Let's carry out a Canonical Correspondence Analysis (CCA) as well. CCA is appropriate
for modeling unimodal or hump-shaped responses to explanatory variables (rather
than linear as with RDA). 

```{r}
cca_tree <- cca(comm ~ ., data=env)
RsquareAdj(cca_tree, 100)
anova(cca_tree, permutations = 999)
anova(cca_tree, by='margin', permutations = 999)

plot(cca_tree, type='n', scaling=1)
orditorp(cca_tree, display='sp', cex=0.5, scaling=1, col='blue')
text(cca_tree, display='bp', col='red')
```

The CCA models don't explain as much variation and their plots look slightly
different but the general take home message has not changed much. 

### Hypothesis testing
Now let's carry out hypothesis testing. 
```{r}
anova(rda_tree, permutations=10)
anova(rda_tree, by='margin', permutations=10)
```

In a real analysis you would specify a much larger number of permutations (at
least 1000). The first test examines overall model fit relative to a randomized
or permuted matrix of data. The second test examines the partial effects of the
individual variables included in the model.

### Model Comparison
Model comparison can be carried out using direct ordination methods either using
nested models of different degrees of complexity as we did with univariate `lm` 
type models

```{r}
rda_tree_simple <- update(rda_tree, . ~ . - beers)
anova(rda_tree_simple, rda_tree)
```

The above tests suggests that the more complex model including the variable
`beers` is strongly supported. Note this specific example is identical to the 
output for the `beers` parameter when using `anova(tree_rda, by = 'margin')`. 

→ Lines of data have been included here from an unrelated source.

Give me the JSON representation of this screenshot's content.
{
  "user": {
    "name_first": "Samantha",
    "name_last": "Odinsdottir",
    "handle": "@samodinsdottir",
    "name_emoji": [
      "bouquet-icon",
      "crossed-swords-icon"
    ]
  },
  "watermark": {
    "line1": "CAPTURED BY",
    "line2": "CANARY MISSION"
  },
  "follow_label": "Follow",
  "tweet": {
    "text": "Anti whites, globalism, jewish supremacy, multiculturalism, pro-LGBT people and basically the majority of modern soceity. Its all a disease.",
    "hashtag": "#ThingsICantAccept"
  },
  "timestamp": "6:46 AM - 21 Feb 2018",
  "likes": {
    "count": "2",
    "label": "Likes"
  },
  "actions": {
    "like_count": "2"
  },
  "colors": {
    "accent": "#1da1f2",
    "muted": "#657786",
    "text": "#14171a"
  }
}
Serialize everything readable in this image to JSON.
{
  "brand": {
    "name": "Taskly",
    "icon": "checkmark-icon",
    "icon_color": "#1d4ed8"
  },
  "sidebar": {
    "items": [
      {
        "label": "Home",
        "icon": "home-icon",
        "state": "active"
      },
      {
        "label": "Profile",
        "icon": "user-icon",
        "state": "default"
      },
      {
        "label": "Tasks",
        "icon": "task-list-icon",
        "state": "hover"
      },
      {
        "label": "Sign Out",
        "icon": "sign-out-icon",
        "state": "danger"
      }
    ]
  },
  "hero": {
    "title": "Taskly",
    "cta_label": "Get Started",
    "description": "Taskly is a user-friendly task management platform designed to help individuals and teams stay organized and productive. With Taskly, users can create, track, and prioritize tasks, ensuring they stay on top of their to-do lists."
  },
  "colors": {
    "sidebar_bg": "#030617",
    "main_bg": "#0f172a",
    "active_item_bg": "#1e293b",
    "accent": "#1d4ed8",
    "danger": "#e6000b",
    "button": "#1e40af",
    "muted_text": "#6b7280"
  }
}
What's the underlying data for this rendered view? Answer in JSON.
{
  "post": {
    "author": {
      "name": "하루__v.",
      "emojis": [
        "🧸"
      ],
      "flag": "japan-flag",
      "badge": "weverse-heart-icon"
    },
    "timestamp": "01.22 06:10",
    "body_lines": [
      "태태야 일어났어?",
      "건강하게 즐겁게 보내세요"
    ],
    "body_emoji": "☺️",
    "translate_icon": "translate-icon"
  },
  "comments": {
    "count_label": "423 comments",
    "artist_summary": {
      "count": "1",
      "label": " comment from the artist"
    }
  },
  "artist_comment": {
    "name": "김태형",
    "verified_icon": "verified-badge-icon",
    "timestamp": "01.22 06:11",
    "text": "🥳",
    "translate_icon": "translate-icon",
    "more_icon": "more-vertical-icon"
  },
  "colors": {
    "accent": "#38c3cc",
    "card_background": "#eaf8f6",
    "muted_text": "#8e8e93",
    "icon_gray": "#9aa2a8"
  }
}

Model comparison can also be undertaken using adjusted $R^2$. This is often 
easier to discuss and communicate then a myriad of significance tests. 

### Variation Paritioning

Lastly let's carry out variance partitioning. We can use this approach to 
examine how much of the explained variance is due to different groups of 
variables. In other words this approach is really only useful if you are
interested in comparing the relative importance of several variables to another
set of variables. 

```{r}
## variance partitioning

moisture <- env[ , c('elev', 'tci', 'beers', 'streamdist')]
# because the variable disturb is a factor we need to convert it into 
# a dummy matrix using the function dummies::dummy
disturb <- dummy(env$disturb)

# examine the explanatory variable of each class of variables.
varpart(comm, moisture, disturb)
showvarparts(2)
```

The output indicates that the moisture group of variables has the largest
individual fraction of explained variance (10%), whereas, the disturbance groups
of variables explain only approximately 2%.
We can also see that there are not any really large fractions of shared variance 
which indicates the variables effects are somewhat independent of one another.